William Spellman didn't need the Wall Street Journal to tell him some of the nation's biggest banks are offering fewer loans these days.
In trying to get a co-signed loan to pay for his daughter to attend summer school at her college, Spellman says he has been turned down twice -- by Wells Fargo and Sallie Mae -- and he can't figure out why.
Increasing his sense of frustration, Spellman says, is that "these are the same companies my tax dollars just bailed out. They need my help, but now they're unwilling to help me."
Crunching numbers provided by the Treasury Department, the Wall Street Journal Monday found that the biggest recipients of the government bailout made or refinanced 23 percent fewer new loans in February than in October, the first month banks received TARP funds.
It is difficult to pinpoint exactly why Spellman, a 44-year-old IT professional from Indianapolis, was turned down. He says he and his wife have been gainfully employed for years; they have a good credit rating, and less debt now than they did when they first took a parent-plus loan for their 20-year-old daughter when she started at Indiana University two years ago. But the family also has a home equity loan and other debt.
What is certain is that the banks are not lending money the way they used to. Excluding mortgage refinancing, consumer lending dropped by about one-third from October to February and commercial lending fell about 40 percent, according to the Journal. That means fewer people are getting loans to buy homes and cars or pay for school, and fewer business are getting capital to expand.
Bank executives have argued that they're not to blame for decreased lending. Demand for loans, they say, is down. At the same time, a reduction in lending by non-bank businesses hurt or shuttered by the recession has made loans harder to get, they say.
"I think one of the huge misconceptions out there is that banks aren't lending," JPMorgan Chase CEO Jamie Dimon said during a conference call with analysts last week. "The lending balances are up and down based on demand ... The other things you have to keep in mind is that banks are only 25 percent of all lending. A lot of the other 75 percent kind of disappeared. So did a lot of the banks."
"Remember, Bear Stearns isn't there, Lehman isn't there, they have big balance sheets which in effect were adding capital to the markets," Dimon said. "Wachovia was bought, WAMU (Washington Mutual) isn't there -- obviously there's been lending removed from the failed banks, but most of the banks you speak to are lending."

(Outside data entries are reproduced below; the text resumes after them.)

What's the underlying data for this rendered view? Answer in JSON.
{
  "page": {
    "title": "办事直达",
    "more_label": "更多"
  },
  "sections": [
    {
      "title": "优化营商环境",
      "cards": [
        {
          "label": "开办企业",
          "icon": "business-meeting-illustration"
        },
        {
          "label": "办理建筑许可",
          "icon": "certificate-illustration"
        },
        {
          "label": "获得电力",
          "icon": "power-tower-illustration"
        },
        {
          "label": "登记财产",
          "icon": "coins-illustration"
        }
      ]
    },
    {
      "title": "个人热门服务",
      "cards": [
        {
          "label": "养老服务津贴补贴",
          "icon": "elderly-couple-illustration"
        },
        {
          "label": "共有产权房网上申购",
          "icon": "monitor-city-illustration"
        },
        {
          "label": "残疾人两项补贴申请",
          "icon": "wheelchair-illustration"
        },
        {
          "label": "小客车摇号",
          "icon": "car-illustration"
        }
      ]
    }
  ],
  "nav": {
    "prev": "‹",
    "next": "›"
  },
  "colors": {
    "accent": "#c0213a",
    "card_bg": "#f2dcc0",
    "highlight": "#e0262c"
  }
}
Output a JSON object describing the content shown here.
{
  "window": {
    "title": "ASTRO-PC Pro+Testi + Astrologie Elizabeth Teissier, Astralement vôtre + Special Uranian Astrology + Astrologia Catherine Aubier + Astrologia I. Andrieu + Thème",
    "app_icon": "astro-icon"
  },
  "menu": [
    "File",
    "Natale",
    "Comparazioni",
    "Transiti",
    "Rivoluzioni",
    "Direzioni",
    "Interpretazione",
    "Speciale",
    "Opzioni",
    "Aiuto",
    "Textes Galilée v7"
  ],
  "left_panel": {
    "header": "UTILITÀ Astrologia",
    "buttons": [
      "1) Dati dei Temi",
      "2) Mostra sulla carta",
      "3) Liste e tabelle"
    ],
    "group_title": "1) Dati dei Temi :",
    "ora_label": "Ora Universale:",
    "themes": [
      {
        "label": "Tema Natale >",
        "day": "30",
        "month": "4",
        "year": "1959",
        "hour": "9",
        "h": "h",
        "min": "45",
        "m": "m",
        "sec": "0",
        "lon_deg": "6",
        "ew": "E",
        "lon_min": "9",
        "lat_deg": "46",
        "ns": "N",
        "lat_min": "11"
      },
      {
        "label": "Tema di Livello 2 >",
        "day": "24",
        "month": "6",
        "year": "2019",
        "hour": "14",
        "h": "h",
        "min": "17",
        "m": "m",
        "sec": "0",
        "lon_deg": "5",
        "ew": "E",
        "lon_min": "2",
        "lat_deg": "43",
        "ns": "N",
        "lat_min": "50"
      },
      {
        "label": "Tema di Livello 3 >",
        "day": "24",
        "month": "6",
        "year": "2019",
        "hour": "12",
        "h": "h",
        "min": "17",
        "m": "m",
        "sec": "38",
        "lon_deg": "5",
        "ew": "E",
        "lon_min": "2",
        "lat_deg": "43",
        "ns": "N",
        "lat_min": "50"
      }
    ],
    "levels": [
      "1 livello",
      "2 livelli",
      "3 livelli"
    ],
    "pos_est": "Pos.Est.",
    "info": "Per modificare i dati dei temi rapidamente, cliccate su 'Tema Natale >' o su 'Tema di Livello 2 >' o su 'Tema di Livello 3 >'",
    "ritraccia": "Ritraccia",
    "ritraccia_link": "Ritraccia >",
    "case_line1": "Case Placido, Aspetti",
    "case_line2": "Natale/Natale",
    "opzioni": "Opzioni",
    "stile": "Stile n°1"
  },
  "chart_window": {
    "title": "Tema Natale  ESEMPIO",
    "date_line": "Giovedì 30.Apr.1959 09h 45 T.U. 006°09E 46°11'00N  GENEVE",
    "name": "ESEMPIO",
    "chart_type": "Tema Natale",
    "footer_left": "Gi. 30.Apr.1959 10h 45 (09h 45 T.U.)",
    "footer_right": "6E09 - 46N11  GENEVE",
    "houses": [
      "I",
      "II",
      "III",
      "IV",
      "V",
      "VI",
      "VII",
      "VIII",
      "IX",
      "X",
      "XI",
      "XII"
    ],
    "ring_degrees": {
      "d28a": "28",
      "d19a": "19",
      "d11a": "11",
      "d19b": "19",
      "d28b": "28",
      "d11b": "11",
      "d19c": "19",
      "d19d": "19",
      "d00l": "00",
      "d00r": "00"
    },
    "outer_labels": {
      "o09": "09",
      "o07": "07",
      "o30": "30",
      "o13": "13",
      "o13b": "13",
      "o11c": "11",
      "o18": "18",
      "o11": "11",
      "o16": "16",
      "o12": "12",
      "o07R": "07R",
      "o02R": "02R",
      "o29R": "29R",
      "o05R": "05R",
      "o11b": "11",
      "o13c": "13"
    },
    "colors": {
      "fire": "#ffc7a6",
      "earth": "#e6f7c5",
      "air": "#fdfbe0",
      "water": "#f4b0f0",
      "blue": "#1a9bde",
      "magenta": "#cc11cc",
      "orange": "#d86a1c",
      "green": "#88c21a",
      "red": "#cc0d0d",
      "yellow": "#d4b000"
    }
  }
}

JPMorgan, widely considered to be among the healthiest of the banks to receive TARP funds, said it extended $150 billion in loans to consumers and businesses during the first three months of the year.
Experts say the recession has forced the banks to be picker about who gets a loan. Someone, like Spellman, who was eligible two years ago, may no longer make the cut.
Having a good credit score is not enough to get a loan nowadays. Banks are not just looking at how promptly you pay your loans, but also the ratio between one's debt and their income. If people are using most of their income to pay already existing debts, banks are less likely to loan them more money.